INTRODUCTION
Like adults, children use categories as a basis for inductive inference. Having learned that some property is true of some individual (e.g., “My dog, Magic, likes marshmallows”), a child might assume both that other members of the same category (dogs) share this property and that members of other, similar categories (e.g., cats) might also share this property. In short, inductive inference may be guided by and reflect categorical relationships, hence the term “category-based induction” or CBI. Cognitive and developmental researchers have used a category-based induction paradigm not only to study the use of categories in reasoning, but also to draw inferences from patterns of reasoning about the nature of conceptual structures themselves (Atran et al., 2001; Carey, 1985; Gelman & Markman, 1986; Gutheil, Bloom, Valderrama, & Freedman, 2004; Gutheil, Vera, & Keil, 1998; Hatano & Inagaki, 1994; Inagaki, 2002; Johnson & Carey, 1998; Medin & Smith, 1981; Ross, Medin, Coley, & Atran, 2003; Waxman, Lynch, Casey, & Baer, 1997).

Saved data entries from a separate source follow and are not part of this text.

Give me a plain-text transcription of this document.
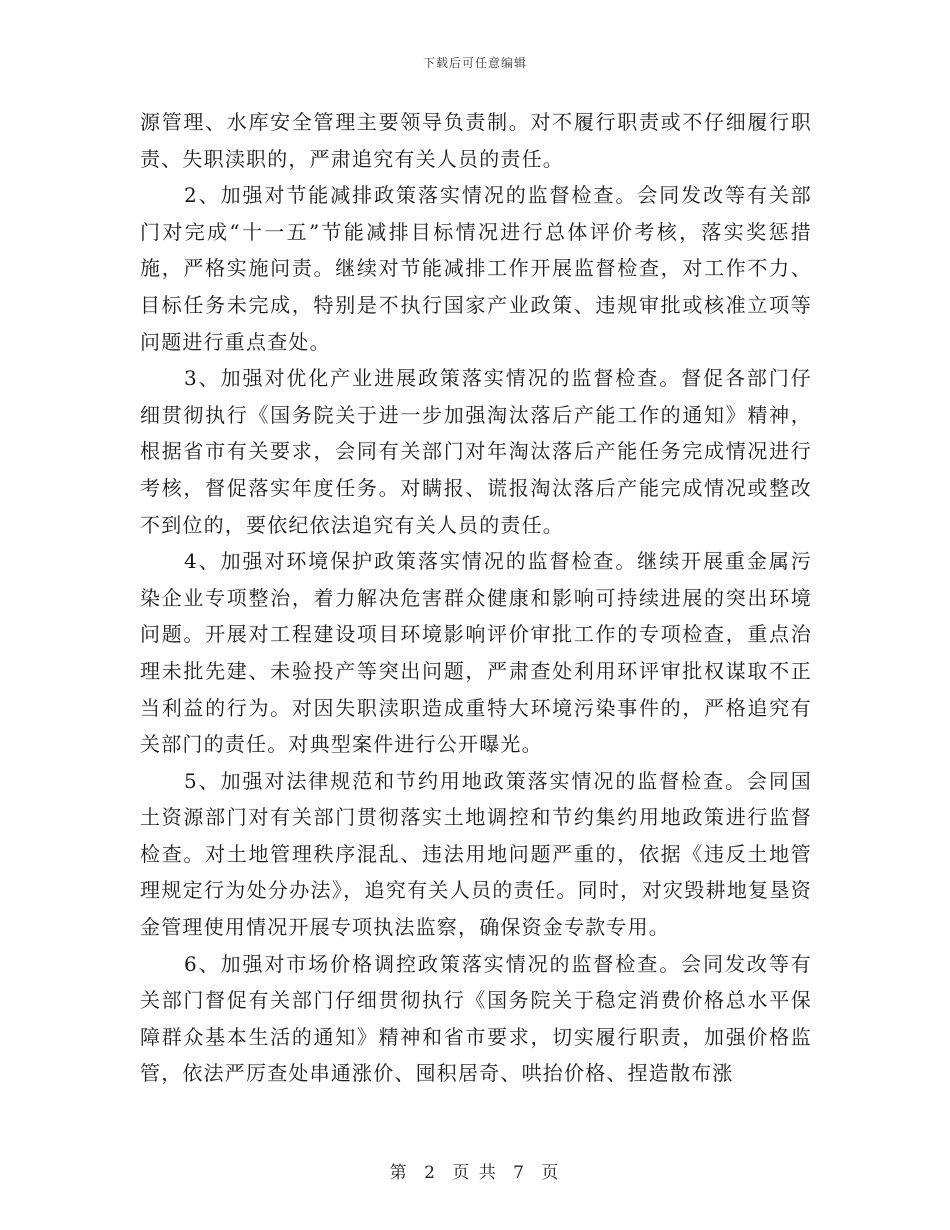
下载后可任意编辑

源管理、水库安全管理主要领导负责制。对不履行职责或不仔细履行职责、失职渎职的，严肃追究有关人员的责任。

2、加强对节能减排政策落实情况的监督检查。会同发改等有关部门对完成“十一五”节能减排目标情况进行总体评价考核，落实奖惩措施，严格实施问责。继续对节能减排工作开展监督检查，对工作不力、目标任务未完成，特别是不执行国家产业政策、违规审批或核准立项等问题进行重点查处。

3、加强对优化产业进展政策落实情况的监督检查。督促各部门仔细贯彻执行《国务院关于进一步加强淘汰落后产能工作的通知》精神，根据省市有关要求，会同有关部门对年淘汰落后产能任务完成情况进行考核，督促落实年度任务。对瞒报、谎报淘汰落后产能完成情况或整改不到位的，要依纪依法追究有关人员的责任。

4、加强对环境保护政策落实情况的监督检查。继续开展重金属污染企业专项整治，着力解决危害群众健康和影响可持续进展的突出环境问题。开展对工程建设项目环境影响评价审批工作的专项检查，重点治理未批先建、未验投产等突出问题，严肃查处利用环评审批权谋取不正当利益的行为。对因失职渎职造成重特大环境污染事件的，严格追究有关部门的责任。对典型案件进行公开曝光。

5、加强对法律规范和节约用地政策落实情况的监督检查。会同国土资源部门对有关部门贯彻落实土地调控和节约集约用地政策进行监督检查。对土地管理秩序混乱、违法用地问题严重的，依据《违反土地管理规定行为处分办法》，追究有关人员的责任。同时，对灾毁耕地复垦资金管理使用情况开展专项执法监察，确保资金专款专用。

6、加强对市场价格调控政策落实情况的监督检查。会同发改等有关部门督促有关部门仔细贯彻执行《国务院关于稳定消费价格总水平保障群众基本生活的通知》精神和省市要求，切实履行职责，加强价格监管，依法严厉查处串通涨价、囤积居奇、哄抬价格、捏造散布涨

第 2 页 共 7 页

One of the most influential examples of the use of inductive projections to draw inferences about conceptual organization comes from research in the domain of folk biology involving categories of living things, including humans, nonhuman animals, and plants. Developmental evidence has revealed, in particular, certain systematic asymmetries in inductive strength among these categories. For example, researchers have found that children are more willing to project properties from humans to dogs than from dogs to humans.